Building a Small AI Agent from Scratch - Kai

1/27/26

  • ref: https://github.com/sagnikc395/kai/
  • Objective: building an app that can help us build other apps.
  • what does an ai agent do ?
    • program that we are building is a CLI tool that
      • accepts a coding task
      • chooses from a set of predefined functions to work on the task , like:
        • scan the files in a directory
        • read a file’s contents
        • overwrites a file’s contents
        • execute the python interpreter on a file
    • repeats step2 until the task is complete (or it fails, which is also possible)
  • Goals Of Project:
    • Understand how the AI tools work under the hood
    • Writing a CLI tool with Python
    • Using a pre-trained LLM to build an agent from scratch.

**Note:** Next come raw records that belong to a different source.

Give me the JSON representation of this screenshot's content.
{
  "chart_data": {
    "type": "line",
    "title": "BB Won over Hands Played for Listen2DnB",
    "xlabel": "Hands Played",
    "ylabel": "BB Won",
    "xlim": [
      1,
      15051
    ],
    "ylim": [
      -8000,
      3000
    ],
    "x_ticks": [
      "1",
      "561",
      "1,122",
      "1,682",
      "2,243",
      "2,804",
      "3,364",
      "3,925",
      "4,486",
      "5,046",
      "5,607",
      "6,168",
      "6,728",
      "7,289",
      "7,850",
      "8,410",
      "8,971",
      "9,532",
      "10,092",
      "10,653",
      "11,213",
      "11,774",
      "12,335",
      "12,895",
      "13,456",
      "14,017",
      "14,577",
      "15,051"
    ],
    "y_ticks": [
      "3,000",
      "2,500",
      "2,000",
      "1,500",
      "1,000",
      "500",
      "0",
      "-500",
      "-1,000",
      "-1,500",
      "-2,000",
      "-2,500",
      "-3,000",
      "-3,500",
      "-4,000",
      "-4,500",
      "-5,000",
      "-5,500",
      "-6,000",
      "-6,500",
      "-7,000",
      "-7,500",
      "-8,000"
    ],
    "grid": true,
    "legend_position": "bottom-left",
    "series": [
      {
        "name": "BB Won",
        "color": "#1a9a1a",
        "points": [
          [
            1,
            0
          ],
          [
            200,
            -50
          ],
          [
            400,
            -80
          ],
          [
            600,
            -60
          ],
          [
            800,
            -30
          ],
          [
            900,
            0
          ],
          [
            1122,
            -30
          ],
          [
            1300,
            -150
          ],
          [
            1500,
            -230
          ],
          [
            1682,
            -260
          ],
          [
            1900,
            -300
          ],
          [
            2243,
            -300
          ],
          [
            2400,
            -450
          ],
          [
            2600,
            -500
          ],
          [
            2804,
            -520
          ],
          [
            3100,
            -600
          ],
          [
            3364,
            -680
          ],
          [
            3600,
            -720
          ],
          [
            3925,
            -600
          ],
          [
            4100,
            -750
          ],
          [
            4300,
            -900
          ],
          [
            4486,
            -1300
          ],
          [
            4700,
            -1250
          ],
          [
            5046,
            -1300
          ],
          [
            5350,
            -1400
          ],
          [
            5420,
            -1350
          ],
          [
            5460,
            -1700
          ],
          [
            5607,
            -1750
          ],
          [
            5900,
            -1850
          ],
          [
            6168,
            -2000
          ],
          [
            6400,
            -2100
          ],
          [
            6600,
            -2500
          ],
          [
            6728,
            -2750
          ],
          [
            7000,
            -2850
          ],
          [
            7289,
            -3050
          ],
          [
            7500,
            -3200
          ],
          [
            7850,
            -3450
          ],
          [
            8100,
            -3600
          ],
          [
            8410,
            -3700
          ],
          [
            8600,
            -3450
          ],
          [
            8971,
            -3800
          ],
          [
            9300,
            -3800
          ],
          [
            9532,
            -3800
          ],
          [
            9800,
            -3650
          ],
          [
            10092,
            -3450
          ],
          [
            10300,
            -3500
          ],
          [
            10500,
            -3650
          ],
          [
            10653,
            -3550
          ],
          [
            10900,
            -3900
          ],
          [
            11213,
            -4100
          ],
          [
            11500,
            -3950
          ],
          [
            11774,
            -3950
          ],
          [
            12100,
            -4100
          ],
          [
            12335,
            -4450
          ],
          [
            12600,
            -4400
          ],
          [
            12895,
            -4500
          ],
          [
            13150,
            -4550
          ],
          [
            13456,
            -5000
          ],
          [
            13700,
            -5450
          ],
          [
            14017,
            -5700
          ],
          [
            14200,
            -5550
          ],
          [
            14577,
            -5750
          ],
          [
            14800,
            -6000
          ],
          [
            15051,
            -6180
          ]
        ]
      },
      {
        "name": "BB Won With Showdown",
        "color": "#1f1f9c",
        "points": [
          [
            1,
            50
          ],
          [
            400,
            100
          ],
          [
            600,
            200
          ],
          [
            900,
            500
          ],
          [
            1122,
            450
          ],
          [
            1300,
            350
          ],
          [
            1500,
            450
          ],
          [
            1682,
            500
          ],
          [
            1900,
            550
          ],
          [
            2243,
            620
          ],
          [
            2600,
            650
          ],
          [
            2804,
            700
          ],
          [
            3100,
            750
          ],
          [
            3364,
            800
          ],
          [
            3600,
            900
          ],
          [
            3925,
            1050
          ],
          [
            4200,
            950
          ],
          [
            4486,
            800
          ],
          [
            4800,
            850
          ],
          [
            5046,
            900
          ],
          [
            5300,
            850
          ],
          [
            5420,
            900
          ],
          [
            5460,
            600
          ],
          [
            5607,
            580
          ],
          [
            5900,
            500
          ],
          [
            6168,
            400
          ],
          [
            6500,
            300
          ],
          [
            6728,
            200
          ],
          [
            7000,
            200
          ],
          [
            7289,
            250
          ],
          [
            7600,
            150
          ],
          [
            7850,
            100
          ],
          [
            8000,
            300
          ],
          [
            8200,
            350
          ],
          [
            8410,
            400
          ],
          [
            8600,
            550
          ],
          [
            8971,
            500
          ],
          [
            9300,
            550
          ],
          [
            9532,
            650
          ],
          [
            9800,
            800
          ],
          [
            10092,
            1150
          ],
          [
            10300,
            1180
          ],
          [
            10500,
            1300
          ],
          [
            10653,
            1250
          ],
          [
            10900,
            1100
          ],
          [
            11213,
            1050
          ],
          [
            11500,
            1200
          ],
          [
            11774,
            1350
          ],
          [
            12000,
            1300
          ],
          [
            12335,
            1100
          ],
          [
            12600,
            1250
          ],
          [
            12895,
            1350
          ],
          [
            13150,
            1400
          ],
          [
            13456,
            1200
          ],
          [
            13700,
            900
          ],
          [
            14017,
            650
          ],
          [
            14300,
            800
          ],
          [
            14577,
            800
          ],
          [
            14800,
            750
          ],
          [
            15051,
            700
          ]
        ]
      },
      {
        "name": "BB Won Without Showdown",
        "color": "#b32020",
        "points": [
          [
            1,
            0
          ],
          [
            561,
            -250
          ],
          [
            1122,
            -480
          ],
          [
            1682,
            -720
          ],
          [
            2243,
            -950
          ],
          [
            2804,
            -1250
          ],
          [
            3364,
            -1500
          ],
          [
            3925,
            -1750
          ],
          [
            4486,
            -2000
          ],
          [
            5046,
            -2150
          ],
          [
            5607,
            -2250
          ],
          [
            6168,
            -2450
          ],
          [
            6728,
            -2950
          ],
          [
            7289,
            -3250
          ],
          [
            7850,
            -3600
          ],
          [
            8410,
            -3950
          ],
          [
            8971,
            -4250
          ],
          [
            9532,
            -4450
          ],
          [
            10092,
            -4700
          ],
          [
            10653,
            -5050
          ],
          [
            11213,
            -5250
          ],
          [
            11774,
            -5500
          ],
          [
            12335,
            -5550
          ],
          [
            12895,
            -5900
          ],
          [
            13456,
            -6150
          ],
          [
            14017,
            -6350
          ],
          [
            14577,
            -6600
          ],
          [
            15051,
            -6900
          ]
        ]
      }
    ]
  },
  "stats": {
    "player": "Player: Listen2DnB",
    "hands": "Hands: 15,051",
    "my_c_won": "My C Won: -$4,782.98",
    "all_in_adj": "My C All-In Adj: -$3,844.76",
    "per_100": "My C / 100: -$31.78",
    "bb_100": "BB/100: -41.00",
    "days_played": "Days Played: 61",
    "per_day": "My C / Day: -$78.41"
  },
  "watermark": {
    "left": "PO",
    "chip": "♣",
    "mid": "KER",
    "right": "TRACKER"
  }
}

    • How to make better DX for developers to use these tools and how to use it.
  • Gemini is an LLM.
    • Given it a prompt , it will give you back an text , that it believes is the answer.
  • Tokens:
    • Tokens are the currency of LLMs.
    • The way LLMs measure how much text they have to process.
    • Roughly 4 letters for most models.
  • LLM APIs aren’t typically used in a “one-shot” manner , as we need to keep the context of the conversation that is happening
    • When we are talking to ChatGPT , the conversation has a history, and , if we keep track of that history ,then with each new prompt, the model can see the entire conversation and respond with the larger context of the conversation.
  • Most importantly, each message in the conversation has a “role”.
    • eg: user role vs model / agent role
  • for testing and building our agent to see if it works properly , added a calculator building app e2e.
  • capabilities of the agent
    • ability to read the contents from files
      • more specifically
    • built a guardrail to read the files in the guarded directory so the LLM doesnt run amok.
  • getting the contents of a file
    • return the file contents as a string , or perhaps a error string if something went wrong.
    • as always safely scope to this to the specific working directory.